Em março, Bolsonaro e seus filhos começaram a fazer ataques aos deputados federais e, em especial, a Maia. Eles diziam que os parlamentares não avançavam no trâmite das propostas do governo por serem representantes da “velha política”, que opera de acordo com eventuais recompensas. Como resposta, o presidente da Câmara cobrava comprometimento do capitão para engajar sua base política no Congresso e chegou a dizer que ele não presidia o país da forma adequada. Agora fora do governo, Bebianno defende a postura de Maia.

“Eu sou testemunha de que o presidente Rodrigo Maia nunca exigiu, nunca sugeriu, nunca acenou o toma lá dá cá de espécie alguma. Muito pelo contrário. A postura dele sempre foi de total apoio ao presidente. Ora, se você estabelece uma parceria com alguém que vai ser o presidente de um outro poder, e com o qual você tem que se relacionar de forma harmônica, como é que logo no início do governo você permite xingamentos, agressões, deboches ao presidente da Câmara? E tudo partindo do núcleo duro do Palácio do Planalto. Com o filho do presidente agredindo o presidente da Câmara. Isso nunca foi visto na história do país. Nem os filhos do Lula e da Dilma atrapalharam tanto um governo”, ressalta o ex-ministro, acrescentando que a prole do presidente “se mistura” ao filósofo Olavo de Carvalho, apontado como guru de Bolsonaro.

No caso dos militares, por exemplo, o advogado acredita que as ações do presidente, a exemplo da demissão do general Santos Cruz da Secretaria de Governo, tem o afastado da categoria. “À medida que o presidente rifa seus próprios aliados, com um tiro na nuca, execução sumária, o sinal que ele está dando para esse núcleo militar é péssimo”, frisou. Além disso, Bebianno acredita que o presidente tem se afastado da militar, que é também alvo de ataques. A última demissão, por exemplo, foi a do general Santos Cruz, que ocupava o posto de ministro da Secretaria de Governo. Ao falar com a imprensa, o general disse que a gestão Bolsonaro “é um show de besteiras”.
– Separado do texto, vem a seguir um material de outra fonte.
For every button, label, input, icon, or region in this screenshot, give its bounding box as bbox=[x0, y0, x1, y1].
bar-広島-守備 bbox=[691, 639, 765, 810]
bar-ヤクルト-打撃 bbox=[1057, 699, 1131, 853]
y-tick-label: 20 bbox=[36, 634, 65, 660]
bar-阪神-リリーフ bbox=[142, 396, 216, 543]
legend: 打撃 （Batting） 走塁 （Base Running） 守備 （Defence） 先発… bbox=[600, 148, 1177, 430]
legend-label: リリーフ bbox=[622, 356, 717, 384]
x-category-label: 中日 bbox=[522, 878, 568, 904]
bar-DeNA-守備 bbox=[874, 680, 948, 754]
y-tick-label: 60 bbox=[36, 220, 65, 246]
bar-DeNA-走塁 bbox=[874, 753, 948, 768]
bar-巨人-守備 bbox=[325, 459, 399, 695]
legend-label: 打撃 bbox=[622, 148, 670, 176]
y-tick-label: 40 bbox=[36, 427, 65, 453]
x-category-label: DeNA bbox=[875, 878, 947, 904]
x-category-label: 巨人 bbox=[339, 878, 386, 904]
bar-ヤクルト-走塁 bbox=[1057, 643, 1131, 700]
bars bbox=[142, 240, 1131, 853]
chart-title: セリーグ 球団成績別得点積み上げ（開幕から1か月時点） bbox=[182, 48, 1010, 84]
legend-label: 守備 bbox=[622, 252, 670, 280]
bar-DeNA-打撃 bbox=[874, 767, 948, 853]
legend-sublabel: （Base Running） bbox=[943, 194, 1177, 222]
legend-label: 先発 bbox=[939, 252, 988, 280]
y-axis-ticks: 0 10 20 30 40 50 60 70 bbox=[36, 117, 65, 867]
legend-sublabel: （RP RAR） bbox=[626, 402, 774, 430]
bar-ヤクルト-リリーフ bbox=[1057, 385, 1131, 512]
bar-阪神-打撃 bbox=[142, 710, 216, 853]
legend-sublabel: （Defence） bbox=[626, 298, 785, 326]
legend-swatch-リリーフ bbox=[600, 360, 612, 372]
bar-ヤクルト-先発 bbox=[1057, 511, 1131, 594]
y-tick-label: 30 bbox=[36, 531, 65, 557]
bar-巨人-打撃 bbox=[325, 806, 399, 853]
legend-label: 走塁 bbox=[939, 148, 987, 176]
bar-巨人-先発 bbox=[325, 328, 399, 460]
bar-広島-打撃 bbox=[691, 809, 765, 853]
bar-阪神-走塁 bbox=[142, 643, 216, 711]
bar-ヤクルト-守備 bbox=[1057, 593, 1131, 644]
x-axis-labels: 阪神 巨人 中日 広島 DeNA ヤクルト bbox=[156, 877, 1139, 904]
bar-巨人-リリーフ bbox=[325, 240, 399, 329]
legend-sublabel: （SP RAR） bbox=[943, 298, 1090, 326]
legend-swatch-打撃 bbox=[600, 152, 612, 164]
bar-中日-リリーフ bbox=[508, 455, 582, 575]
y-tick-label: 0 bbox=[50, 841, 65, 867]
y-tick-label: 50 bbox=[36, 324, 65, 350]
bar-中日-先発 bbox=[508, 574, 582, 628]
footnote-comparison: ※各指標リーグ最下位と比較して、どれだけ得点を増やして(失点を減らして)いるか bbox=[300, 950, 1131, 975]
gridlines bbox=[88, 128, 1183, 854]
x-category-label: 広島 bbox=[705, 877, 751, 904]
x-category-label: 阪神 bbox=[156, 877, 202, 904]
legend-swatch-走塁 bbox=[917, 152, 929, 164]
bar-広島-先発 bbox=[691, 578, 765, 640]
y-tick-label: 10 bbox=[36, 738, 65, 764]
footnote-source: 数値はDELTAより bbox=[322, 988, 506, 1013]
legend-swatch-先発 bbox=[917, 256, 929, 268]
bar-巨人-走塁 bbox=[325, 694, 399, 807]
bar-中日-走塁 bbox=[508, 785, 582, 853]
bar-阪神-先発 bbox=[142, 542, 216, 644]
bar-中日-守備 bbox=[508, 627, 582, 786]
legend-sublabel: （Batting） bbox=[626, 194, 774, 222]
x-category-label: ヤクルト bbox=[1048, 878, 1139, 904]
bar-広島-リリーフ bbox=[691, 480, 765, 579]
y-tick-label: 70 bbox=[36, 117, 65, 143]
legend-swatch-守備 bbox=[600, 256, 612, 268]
Com tudo isso, Bebianno julga que o próprio Bolsonaro se isolou. “Ele está governando de acordo com os poderes estabelecidos pela Constituição. Não foi eleito para ser o soberano, o imperador do Brasil. Foi eleito para ser o presidente do Brasil, dentro das regras democráticas que estão em vigor. Me causou estranheza logo no início do governo o presidente dizer que era muito difícil governar com esse Congresso aí. E eu fiz a pergunta: o que significa esse Congresso aí? Ora, esse Congresso é legitimo. Sofreu uma renovação de 50%. Não compreendi muito bem essa frase. Achei temerária”.
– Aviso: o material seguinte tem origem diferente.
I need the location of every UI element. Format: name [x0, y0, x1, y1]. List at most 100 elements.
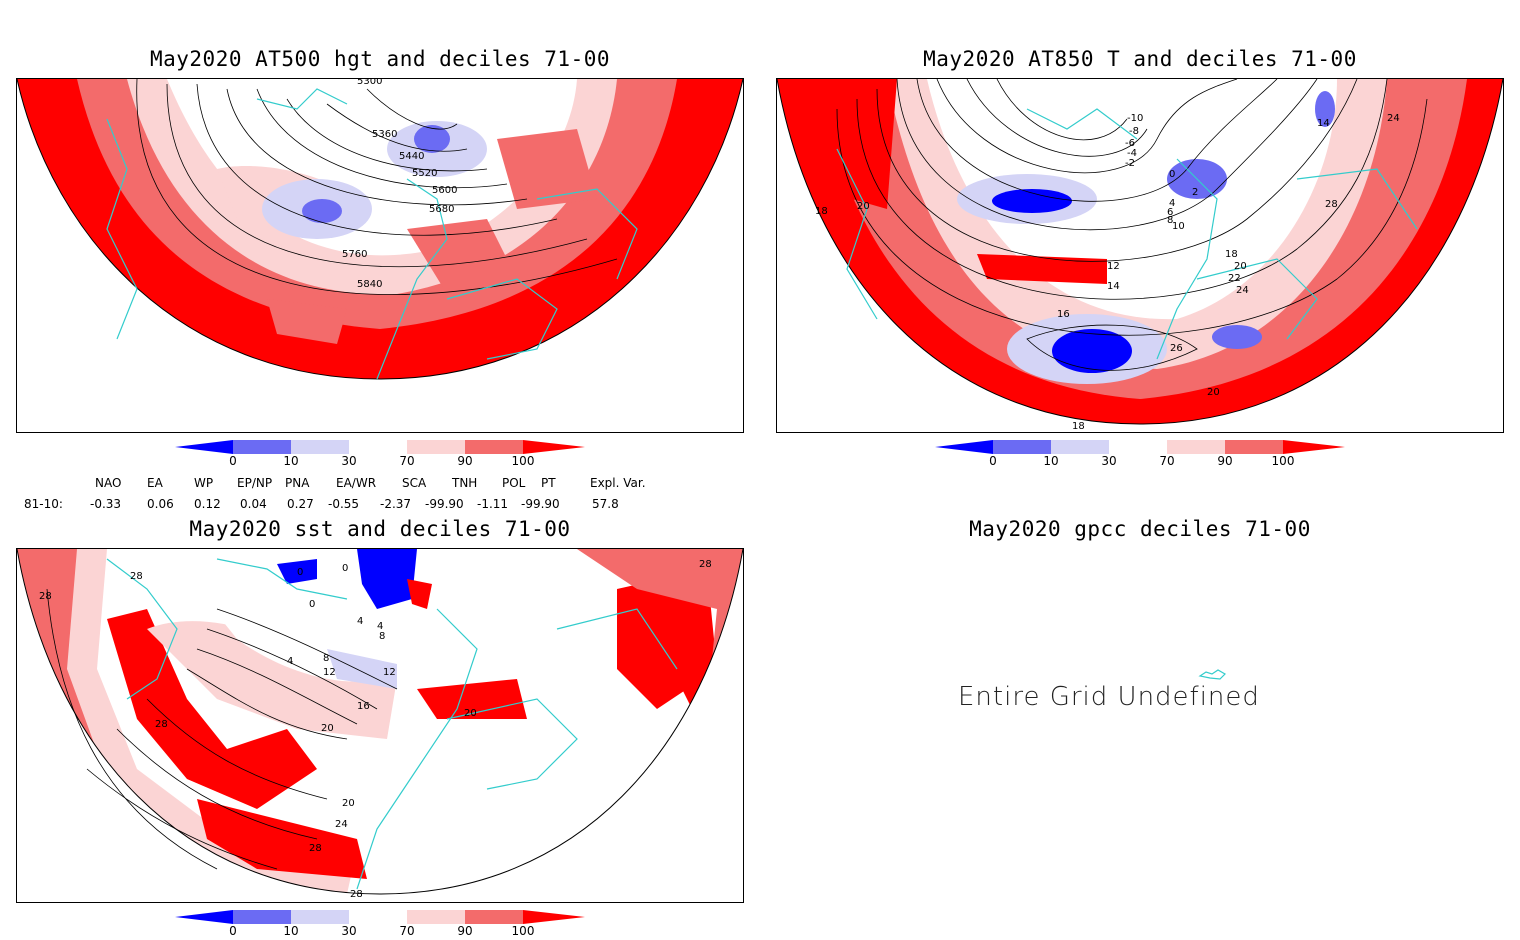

Diante desse quadro, ele não acha correto o presidente já sinalizar que pretende tentar a reeleição quando nem sequer completou seu primeiro ano de governo. Bolsonaro deu esse indício há duas semanas, na Marcha para Jesus, em São Paulo. “Eu nunca vi isso. Começar a falar em reeleição com seis meses de governo é um erro terrível”, classificou.

Essas declarações são fruto da primeira grande entrevista concedida por Bebianno após sua demissão, À época, se especulou que ele seria uma espécie de “homem-bomba” dada a quantidade de informações que ele poderia ter. Presidente nacional do PSL durante a eleição, o advogado era visto como um braço-direito de Bolsonaro, tendo abandonado sua carreira no setor privado para seguir os passos do presidente. Por isso, ele diz que essa especulação “foi coisa de mau caráter”.

“Não sou um rato, jamais faria isso. Mas, por outro lado, eu tenho senso crítico. Eu tenho uma crítica muito severa em relação ao governo. Não dediquei dois anos da minha vida para ver um governo conduzido agora de forma somente ideológica. A ideologia se sobrepondo a decisões técnicas que precisam ser tomadas”, criticou. Ainda na vice-presidência nacional do partido, ele pretende fechar esse ciclo nesta semana. À revista, Bebbiano disse que o PSDB ou o DEM são caminhos possíveis e não descarta uma candidatura à prefeitura do Rio de Janeiro.